Las trans tienen que tener especial cuidado con su propia carga patriarcal, inevitable al haber nacido varones y construir su subjetividad desde la idea de la superioridad masculina. Esta carga patriarcal se está manifestando en una actitud punitivista que, lamentablemente, está atravesando el movimiento LGBTQ y, hay que decirlo, a parte del feminismo. Tal actitud se expresa en el escrache, el silenciamiento, la censura, el irrespeto a los derechos laborales y a la libertad de expresión; en la condena sin dar chance a la defensa; y en posturas absurdas que meten a Amelia Valcárcel en el mismo saco que a los conservadores más ignorantes y ciegos.

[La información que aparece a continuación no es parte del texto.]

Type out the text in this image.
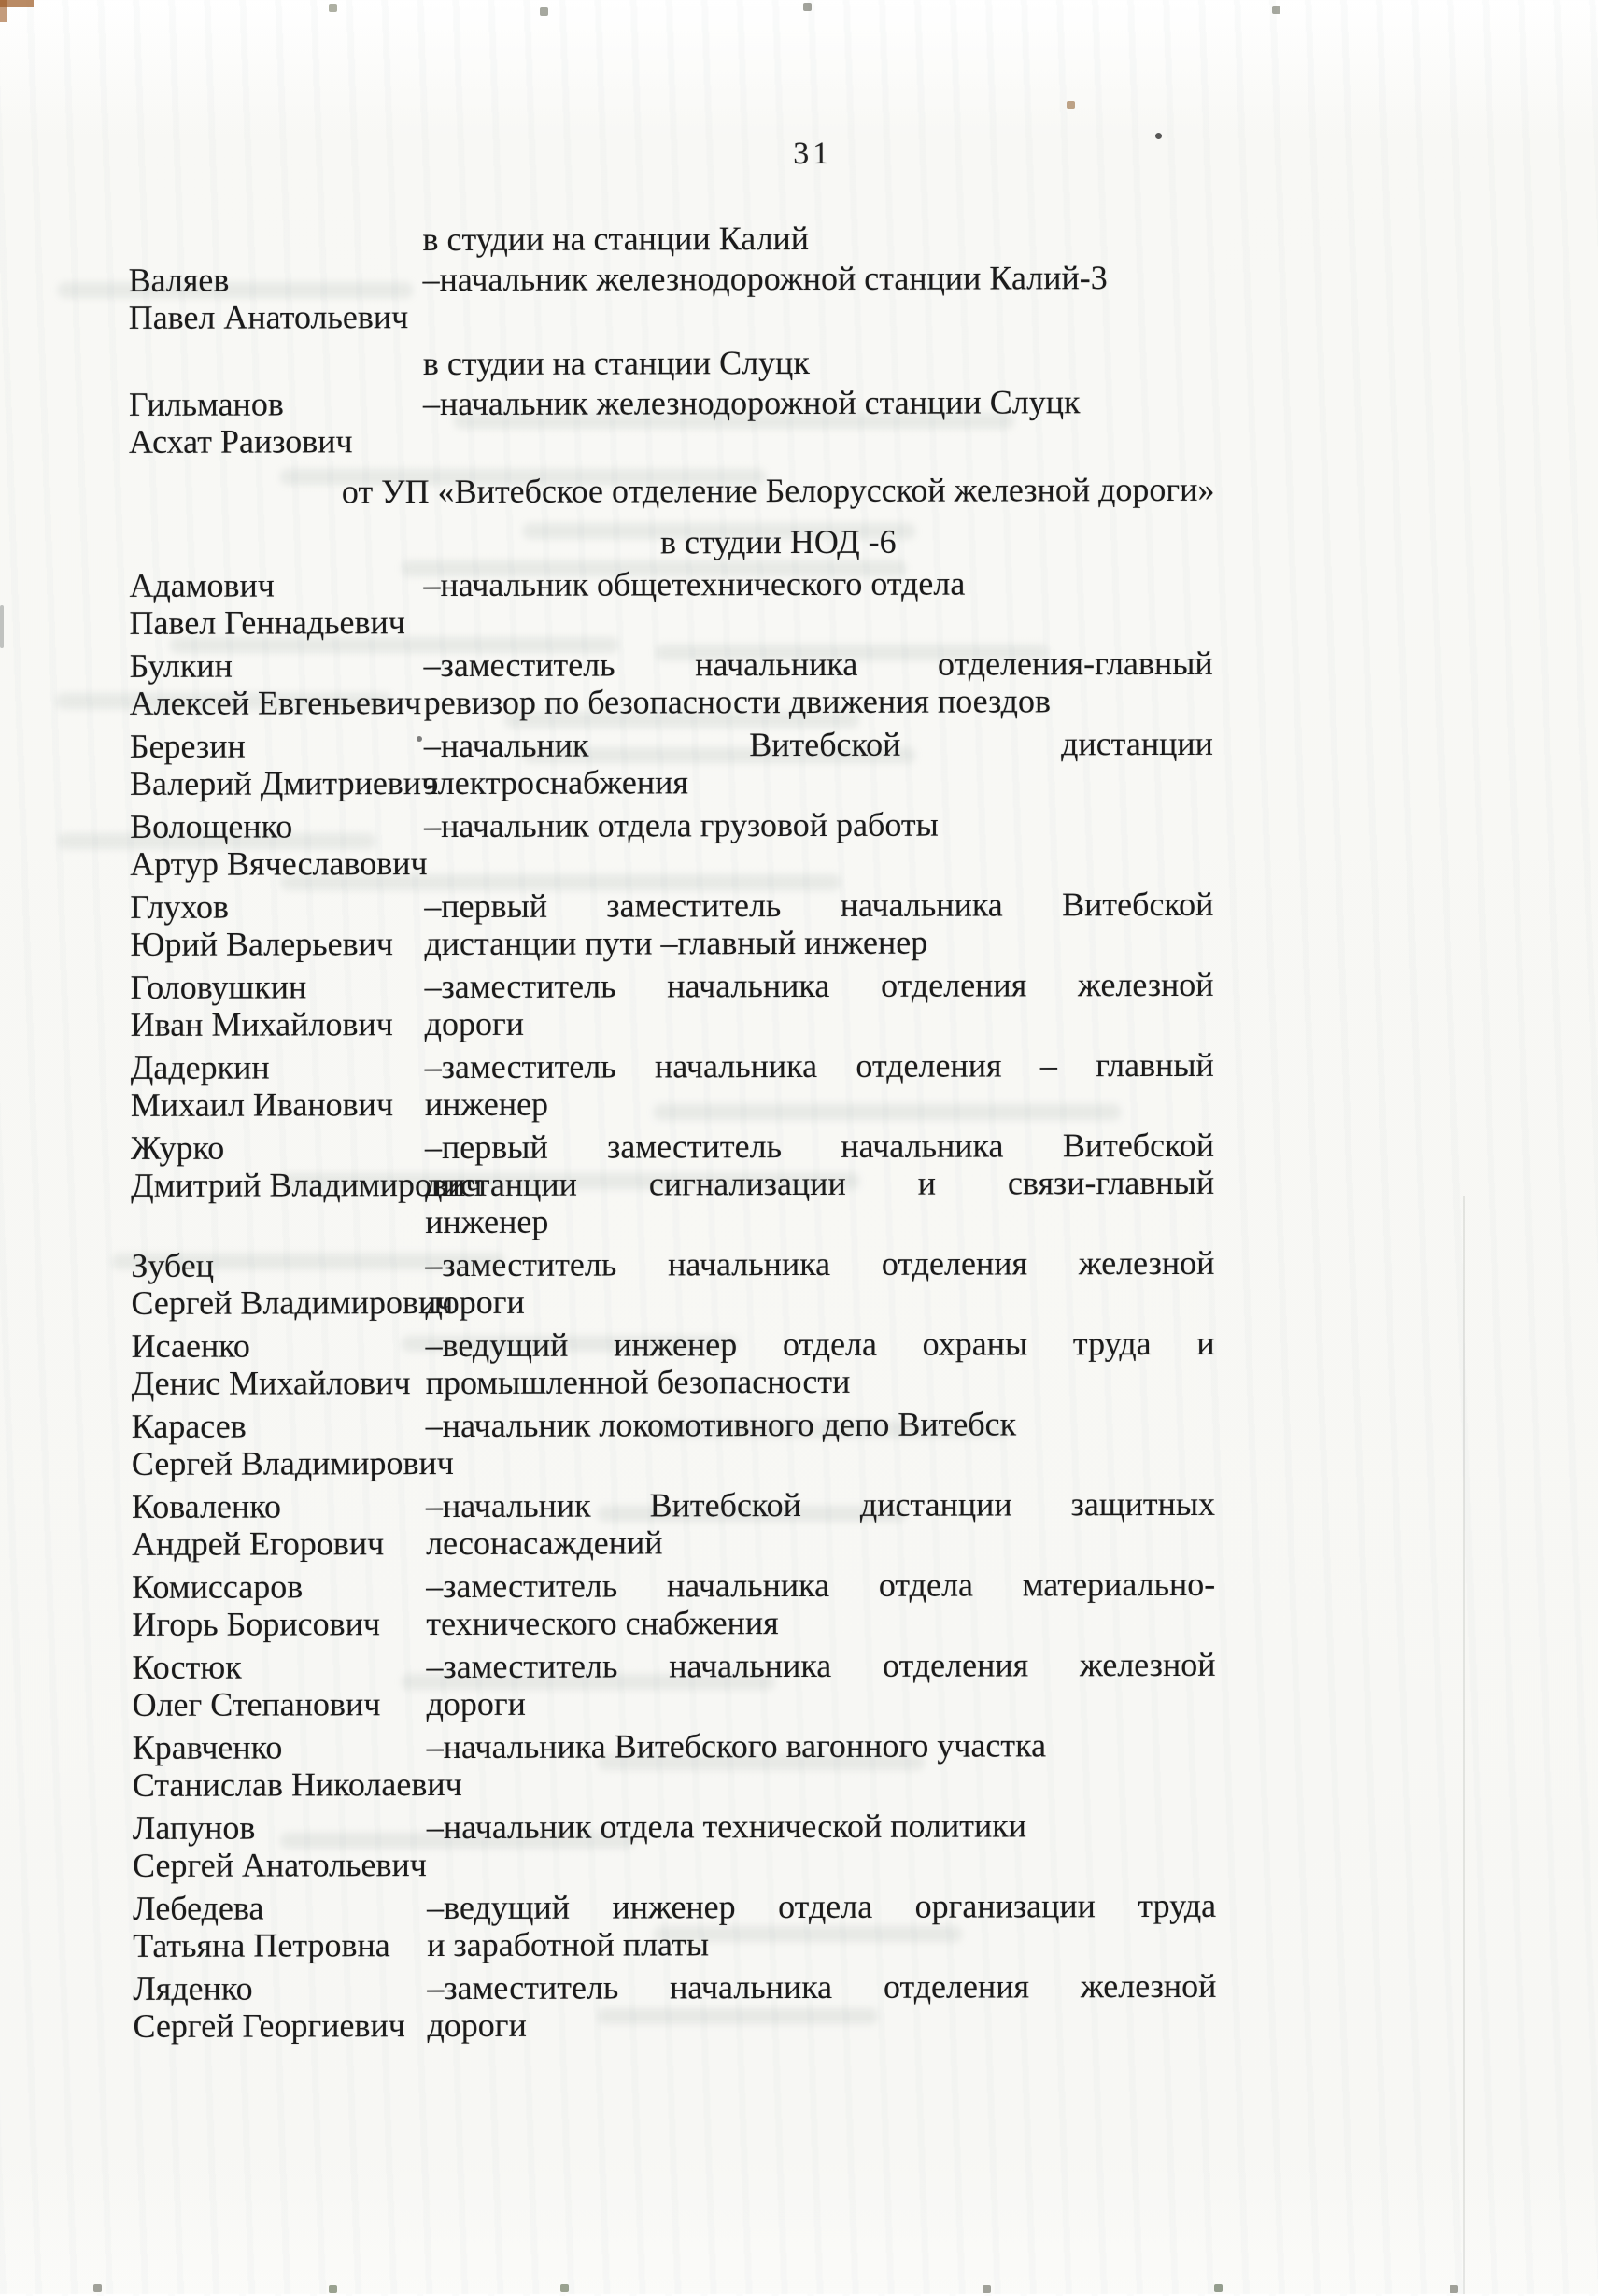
31
в студии на станции Калий
Валяев
Павел Анатольевич
–начальник железнодорожной станции Калий-3
в студии на станции Слуцк
Гильманов
Асхат Раизович
–начальник железнодорожной станции Слуцк
от УП «Витебское отделение Белорусской железной дороги»
в студии НОД -6
Адамович
Павел Геннадьевич
–начальник общетехнического отдела
Булкин
Алексей Евгеньевич
–заместитель начальника отделения-главный
ревизор по безопасности движения поездов
Березин
Валерий Дмитриевич
–начальник Витебской дистанции
электроснабжения
Волощенко
Артур Вячеславович
–начальник отдела грузовой работы
Глухов
Юрий Валерьевич
–первый заместитель начальника Витебской
дистанции пути –главный инженер
Головушкин
Иван Михайлович
–заместитель начальника отделения железной
дороги
Дадеркин
Михаил Иванович
–заместитель начальника отделения – главный
инженер
Журко
Дмитрий Владимирович
–первый заместитель начальника Витебской
дистанции сигнализации и связи-главный
инженер
Зубец
Сергей Владимирович
–заместитель начальника отделения железной
дороги
Исаенко
Денис Михайлович
–ведущий инженер отдела охраны труда и
промышленной безопасности
Карасев
Сергей Владимирович
–начальник локомотивного депо Витебск
Коваленко
Андрей Егорович
–начальник Витебской дистанции защитных
лесонасаждений
Комиссаров
Игорь Борисович
–заместитель начальника отдела материально-
технического снабжения
Костюк
Олег Степанович
–заместитель начальника отделения железной
дороги
Кравченко
Станислав Николаевич
–начальника Витебского вагонного участка
Лапунов
Сергей Анатольевич
–начальник отдела технической политики
Лебедева
Татьяна Петровна
–ведущий инженер отдела организации труда
и заработной платы
Ляденко
Сергей Георгиевич
–заместитель начальника отделения железной
дороги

No hay que menospreciar el alcance de estas acciones ni justificarlas con el alegato de la rabia legítima. Desde el punto de vista político son errores de cara a las causas que defendemos. Silenciar es de fascistas y no cumple su cometido de lograr los avances que necesitamos; los conservadores seguirán pensando igual así se intente silenciarlos, labor por demás muy difícil porque son la mayoría. La Revolución Bolivariana me ha hecho un daño que espero poder superar de cara al futuro; sin embargo, no parece muy sensato aspirar a que todos y cada uno de los chavistas sea silenciado, expulsado del trabajo y sometido a escrache. Puede que provoque, pero no es posible ni conveniente.
Este artículo responde al de una tuitera trans que me llamó “activista de la vieja escuela”, además de TERF y transfóbica, en un artículo en respuesta a uno mío, publicado también en Literal Magazine: “Trans: el prefijo polémico”. El argumento de que la juventud o la vejez son garantía de algo es discriminatorio; además, si yo pensara que una condición biológica llamada juventud constituye garantía de solvencia política e intelectual, cosa que no pienso ni jamás he pensado, podría defenderme afirmando que tengo apenas veinticinco años. ¿No? ¿Por qué no? Yo SOY joven, nací joven, moriré joven.
Al buen entendedor, entendedora y entendedore, pocas palabras.
Espero que este impasse entre las trans y el feminismo sea superado y que sigamos trabajando todes juntes por una sociedad más libre.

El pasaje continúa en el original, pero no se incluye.